Objections have been raised to the detailed language of this amendment and particularly to its demand that potential infringements upon this right be subjected to “strict scrutiny” by the courts. This amendment was drafted in this manner out of necessity, as we have seen a century or more of legalistic attempts to circumvent or obfuscate the clear, historically supportable meaning of the Second Amendment. With this amendment, Iowa would affirm and recognize this right to be a fundamental individual right. It was only in 2008 that the Supreme Court of the United States declared this to be so and thus far there has been little jurisprudence developed to bolster that decision. As to strict scrutiny, this is the judicial test that is most appropriate and most often applied when potential conflicts with fundamental rights are considered. Except that in cases involving Second Amendment rights, courts have generally ignored this practice and have used (and too frequently abused) less stringent tests, allowing many local and state laws and policies to remain in place that clearly and egregiously infringe upon this natural right. This amendment does require the most stringent test and it will make it difficult to infringe upon this right with the panoply of “gun control” schemes that are continually put forth. As computer programmers say, that is a feature, not a bug.

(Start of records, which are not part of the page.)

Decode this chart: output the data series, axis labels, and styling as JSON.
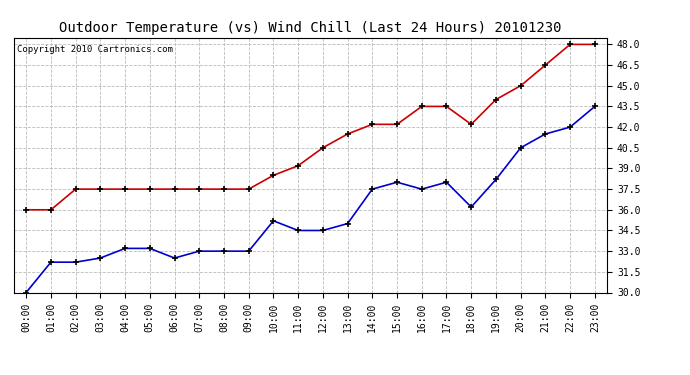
{
  "title": "Outdoor Temperature (vs) Wind Chill (Last 24 Hours) 20101230",
  "copyright": "Copyright 2010 Cartronics.com",
  "x_labels": [
    "00:00",
    "01:00",
    "02:00",
    "03:00",
    "04:00",
    "05:00",
    "06:00",
    "07:00",
    "08:00",
    "09:00",
    "10:00",
    "11:00",
    "12:00",
    "13:00",
    "14:00",
    "15:00",
    "16:00",
    "17:00",
    "18:00",
    "19:00",
    "20:00",
    "21:00",
    "22:00",
    "23:00"
  ],
  "red_y": [
    36.0,
    36.0,
    37.5,
    37.5,
    37.5,
    37.5,
    37.5,
    37.5,
    37.5,
    37.5,
    38.5,
    39.2,
    40.5,
    41.5,
    42.2,
    42.2,
    43.5,
    43.5,
    42.2,
    44.0,
    45.0,
    46.5,
    48.0,
    48.0
  ],
  "blue_y": [
    30.0,
    32.2,
    32.2,
    32.5,
    33.2,
    33.2,
    32.5,
    33.0,
    33.0,
    33.0,
    35.2,
    34.5,
    34.5,
    35.0,
    37.5,
    38.0,
    37.5,
    38.0,
    36.2,
    38.2,
    40.5,
    41.5,
    42.0,
    43.5
  ],
  "red_color": "#cc0000",
  "blue_color": "#0000cc",
  "ylim": [
    30.0,
    48.5
  ],
  "yticks": [
    30.0,
    31.5,
    33.0,
    34.5,
    36.0,
    37.5,
    39.0,
    40.5,
    42.0,
    43.5,
    45.0,
    46.5,
    48.0
  ],
  "bg_color": "#ffffff",
  "grid_color": "#bbbbbb",
  "title_fontsize": 10,
  "copyright_fontsize": 6.5,
  "tick_fontsize": 7
}
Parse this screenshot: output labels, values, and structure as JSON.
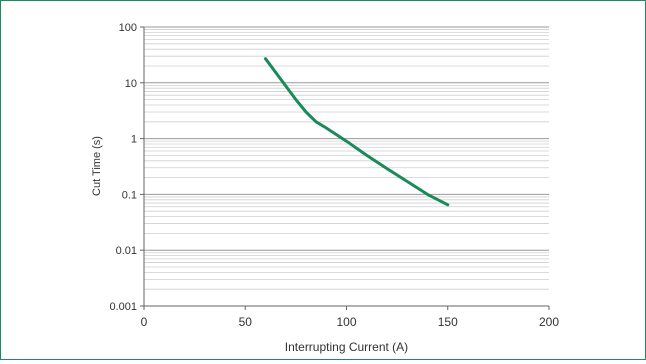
{
  "chart_data": {
    "type": "line",
    "title": "",
    "xlabel": "Interrupting Current (A)",
    "ylabel": "Cut Time (s)",
    "xlim": [
      0,
      200
    ],
    "ylim": [
      0.001,
      100
    ],
    "y_scale": "log",
    "grid": true,
    "x_ticks": [
      0,
      50,
      100,
      150,
      200
    ],
    "x_tick_labels": [
      "0",
      "50",
      "100",
      "150",
      "200"
    ],
    "y_ticks": [
      100,
      10,
      1,
      0.1,
      0.01,
      0.001
    ],
    "y_tick_labels": [
      "100",
      "10",
      "1",
      "0.1",
      "0.01",
      "0.001"
    ],
    "series": [
      {
        "color": "#1a8a5a",
        "x": [
          60,
          68,
          75,
          80,
          85,
          90,
          100,
          110,
          120,
          130,
          140,
          150
        ],
        "y": [
          27,
          11,
          5,
          3,
          2,
          1.55,
          0.9,
          0.5,
          0.29,
          0.17,
          0.1,
          0.065
        ]
      }
    ]
  },
  "colors": {
    "frame_border": "#1e8a5e",
    "grid_major": "#999999",
    "grid_minor": "#cfcfcf",
    "line": "#1a8a5a"
  }
}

As members of the Iowa General Assembly, you most often find yourselves tinkering with the design and maintenance of our government in order to sustain its operations. In this case, however, I would ask you, as the elected representatives of the people, to break from your routine work and reconsider first principles. Iowans deserve this protection of a fundamental right and it is long past time for our state to join the mainstream by providing it.

IFC asks that you support HJR3 and move it forward for consideration by your full committee. The people of Iowa will ultimately determine whether to adopt this amendment. You owe them that opportunity.